A London judge last week ordered two men charged with breaking Britain's Official Secrets Act to appear again at London's Bow Street magistrates court on Jan. 10. |
Civil servant David Keogh, 49, appeared on a charge of passing a document to Leo O'Connor, who formerly worked for a British Member of Parliament. Keogh was charged with an offense under Section 3 of the Official Secrets Act relating to "a damaging disclosure" by a civil servant of information relating to international relations, between April 16 and May 28 last year.
Keogh and O'Connor allegedly leaked a memo to the press that stated a discussion took place in which British Prime Minister Tony Blair dissuaded U.S. President George W. Bush from bombing the offices of Al-Jazeera in Qatar.
London tabloid the Daily Mirror published a story that referred to the alleged memo that mentions the United States' intentions to bomb the Arabic media outlet.
O'Connor, 42, was charged under Section 5, which relates to receiving and disclosing the information. He indicated he intended to plead not guilty; Keogh did not say how he intended to plead.
More details can be found at Independent Online.
U.K. journalists are alarmed that the Official Secrets Act can be used in this way by a government that also introduced an Act for Freedom of Information. For example, Boris Johnson, a Conservative MP and editor of the Spectator, has undertaken to publish the memo if it becomes available to him.
Q: I know you've been asked before about the so-called Al-Jazeera memo, but Europeans are making quite a big deal about it. Can you assure them that even if the president did say when he was elected said he was doing that in jest?Outside the United States, media interest on this issue has gone beyond Europe, as any search on Google News will demonstrate.

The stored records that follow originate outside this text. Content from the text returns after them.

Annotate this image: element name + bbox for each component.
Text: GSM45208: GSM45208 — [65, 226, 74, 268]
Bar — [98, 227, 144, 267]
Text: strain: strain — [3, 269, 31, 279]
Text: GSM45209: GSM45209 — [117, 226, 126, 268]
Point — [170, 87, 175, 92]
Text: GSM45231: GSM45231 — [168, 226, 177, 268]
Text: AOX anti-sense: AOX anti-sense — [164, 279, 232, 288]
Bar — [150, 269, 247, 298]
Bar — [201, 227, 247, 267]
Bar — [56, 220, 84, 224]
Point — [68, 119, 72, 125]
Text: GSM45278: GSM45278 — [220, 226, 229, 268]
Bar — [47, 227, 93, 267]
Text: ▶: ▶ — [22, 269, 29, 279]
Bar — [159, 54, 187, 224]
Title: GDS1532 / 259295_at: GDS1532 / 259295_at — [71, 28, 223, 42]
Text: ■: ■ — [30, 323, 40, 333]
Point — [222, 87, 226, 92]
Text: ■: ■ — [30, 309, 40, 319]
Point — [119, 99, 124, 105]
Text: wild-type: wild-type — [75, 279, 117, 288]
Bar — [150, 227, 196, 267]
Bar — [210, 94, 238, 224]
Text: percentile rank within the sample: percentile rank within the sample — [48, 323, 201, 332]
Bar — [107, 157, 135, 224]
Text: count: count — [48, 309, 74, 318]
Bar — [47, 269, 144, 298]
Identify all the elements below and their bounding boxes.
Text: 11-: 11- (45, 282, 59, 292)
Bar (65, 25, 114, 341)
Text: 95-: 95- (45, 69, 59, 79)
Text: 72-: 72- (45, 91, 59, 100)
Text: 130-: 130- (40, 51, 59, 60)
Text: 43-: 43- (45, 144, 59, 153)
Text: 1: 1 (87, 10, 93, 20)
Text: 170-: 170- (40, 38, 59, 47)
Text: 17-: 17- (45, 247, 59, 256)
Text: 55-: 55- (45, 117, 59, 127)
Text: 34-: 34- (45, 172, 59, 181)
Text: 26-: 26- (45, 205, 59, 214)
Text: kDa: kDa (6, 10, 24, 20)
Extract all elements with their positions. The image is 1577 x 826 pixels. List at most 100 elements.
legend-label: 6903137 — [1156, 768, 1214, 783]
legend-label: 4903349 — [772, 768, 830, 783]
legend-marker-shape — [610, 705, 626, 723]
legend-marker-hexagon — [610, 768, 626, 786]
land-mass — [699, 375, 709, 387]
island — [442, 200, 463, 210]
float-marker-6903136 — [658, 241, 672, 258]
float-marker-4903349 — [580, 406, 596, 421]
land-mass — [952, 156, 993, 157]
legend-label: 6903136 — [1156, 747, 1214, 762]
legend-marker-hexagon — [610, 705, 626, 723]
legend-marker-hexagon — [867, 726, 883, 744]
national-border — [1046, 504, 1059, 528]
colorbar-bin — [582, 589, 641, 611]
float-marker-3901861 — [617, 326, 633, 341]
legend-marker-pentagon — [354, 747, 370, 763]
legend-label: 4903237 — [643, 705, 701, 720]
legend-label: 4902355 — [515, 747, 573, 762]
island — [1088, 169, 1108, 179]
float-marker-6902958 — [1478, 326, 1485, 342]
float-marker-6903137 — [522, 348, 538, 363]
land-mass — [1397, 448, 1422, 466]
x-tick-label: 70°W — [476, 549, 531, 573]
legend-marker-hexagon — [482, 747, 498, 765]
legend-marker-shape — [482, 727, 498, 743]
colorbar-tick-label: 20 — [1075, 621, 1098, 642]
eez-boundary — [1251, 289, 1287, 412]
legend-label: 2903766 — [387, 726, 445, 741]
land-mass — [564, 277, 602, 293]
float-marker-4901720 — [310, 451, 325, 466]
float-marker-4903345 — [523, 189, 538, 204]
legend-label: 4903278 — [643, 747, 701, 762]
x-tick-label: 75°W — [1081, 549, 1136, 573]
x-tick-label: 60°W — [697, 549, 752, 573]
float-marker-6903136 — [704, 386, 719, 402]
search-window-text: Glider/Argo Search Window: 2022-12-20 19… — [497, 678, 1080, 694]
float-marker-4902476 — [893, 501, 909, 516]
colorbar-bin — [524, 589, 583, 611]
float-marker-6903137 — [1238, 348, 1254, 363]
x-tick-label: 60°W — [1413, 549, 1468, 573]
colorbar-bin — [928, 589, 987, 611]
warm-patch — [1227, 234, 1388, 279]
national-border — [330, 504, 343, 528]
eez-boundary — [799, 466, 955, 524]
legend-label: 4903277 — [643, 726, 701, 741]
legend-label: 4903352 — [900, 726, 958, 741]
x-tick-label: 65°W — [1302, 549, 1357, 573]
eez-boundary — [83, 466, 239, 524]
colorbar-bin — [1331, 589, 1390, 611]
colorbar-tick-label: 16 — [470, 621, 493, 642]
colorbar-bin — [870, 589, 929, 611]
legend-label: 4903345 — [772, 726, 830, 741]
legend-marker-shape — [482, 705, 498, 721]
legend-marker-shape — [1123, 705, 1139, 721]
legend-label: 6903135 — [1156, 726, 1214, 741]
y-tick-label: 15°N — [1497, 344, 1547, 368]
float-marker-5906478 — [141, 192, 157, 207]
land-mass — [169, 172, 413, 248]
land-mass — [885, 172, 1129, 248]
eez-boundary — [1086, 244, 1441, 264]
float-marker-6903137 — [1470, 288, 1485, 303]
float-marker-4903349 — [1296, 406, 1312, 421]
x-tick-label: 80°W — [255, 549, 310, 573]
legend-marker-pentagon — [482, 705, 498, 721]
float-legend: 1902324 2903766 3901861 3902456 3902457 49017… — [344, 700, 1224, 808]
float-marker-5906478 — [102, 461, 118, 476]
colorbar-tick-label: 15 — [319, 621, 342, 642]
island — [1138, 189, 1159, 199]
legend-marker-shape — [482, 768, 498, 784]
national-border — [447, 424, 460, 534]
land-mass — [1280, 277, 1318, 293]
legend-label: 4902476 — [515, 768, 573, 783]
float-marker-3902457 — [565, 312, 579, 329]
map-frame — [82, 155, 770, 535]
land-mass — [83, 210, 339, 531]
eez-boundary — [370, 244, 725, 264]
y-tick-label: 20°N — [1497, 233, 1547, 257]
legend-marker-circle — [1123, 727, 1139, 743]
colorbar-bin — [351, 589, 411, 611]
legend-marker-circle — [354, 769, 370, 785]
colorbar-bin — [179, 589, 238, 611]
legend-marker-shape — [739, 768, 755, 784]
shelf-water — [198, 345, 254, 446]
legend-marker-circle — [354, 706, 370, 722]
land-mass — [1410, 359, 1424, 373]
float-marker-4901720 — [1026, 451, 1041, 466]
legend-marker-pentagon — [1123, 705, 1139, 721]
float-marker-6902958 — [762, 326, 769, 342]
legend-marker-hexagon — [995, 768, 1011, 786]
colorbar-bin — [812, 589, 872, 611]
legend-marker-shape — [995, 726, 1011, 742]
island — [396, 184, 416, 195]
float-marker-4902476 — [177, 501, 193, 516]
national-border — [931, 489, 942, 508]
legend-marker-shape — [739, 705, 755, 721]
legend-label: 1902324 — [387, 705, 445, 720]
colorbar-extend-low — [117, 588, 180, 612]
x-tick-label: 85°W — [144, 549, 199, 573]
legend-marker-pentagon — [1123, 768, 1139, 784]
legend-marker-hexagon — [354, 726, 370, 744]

On Friday, Dan Froomkin reminded readers of the Washington Post of his initial thoughts at the time of the Daily Mirror report. Scott McClellan wrote in an email, "We are not interested in dignifying something so outlandish and inconceivable with a response."
The next day Froomkin predicted in his column that "nothing arouses White House reporters more these days than a non-denial denial", then adding, "But I apparently overestimated the mainstream press corps' baloney detectors."
Froomkin continued: "And where were the follow-up questions? Nobody in the briefing room pursued the issue any further, and nobody even said one word about Al-Jazeera at yesterday's briefing. By contrast, the corps was downright dogged yesterday when it came to rooting out the details of Bush's summons to jury duty in Crawford. Now there's a big story."
CBS News has republished an article from The Nation:
"Nothing puts the lie to the Bush Administration's absurd claim that it invaded Iraq to spread democracy throughout the Middle East more decisively than its ceaseless attacks on Al-Jazeera, the institution that has done more than any other to break the stranglehold over information previously held by authoritarian forces, whether monarchs, military strongmen, occupiers or ayatollahs," the article stated.
The editors of The Nation claim they would be ready to publish the details of the memo if it were made available to them.
"Because if a president who claims to be using the U.S. military to liberate countries in order to spread freedom, then conspires to destroy media that fail to echo his sentiments, he does not merely disgrace his office and soil the reputation of his country. He attacks a fundamental principle, freedom of the press -- particularly a dissenting and disagreeable press -- upon which that country was founded."
The Official Secrets Act creates a slightly different situation for the U.K. press, but it is rarely used and has to be tested in law.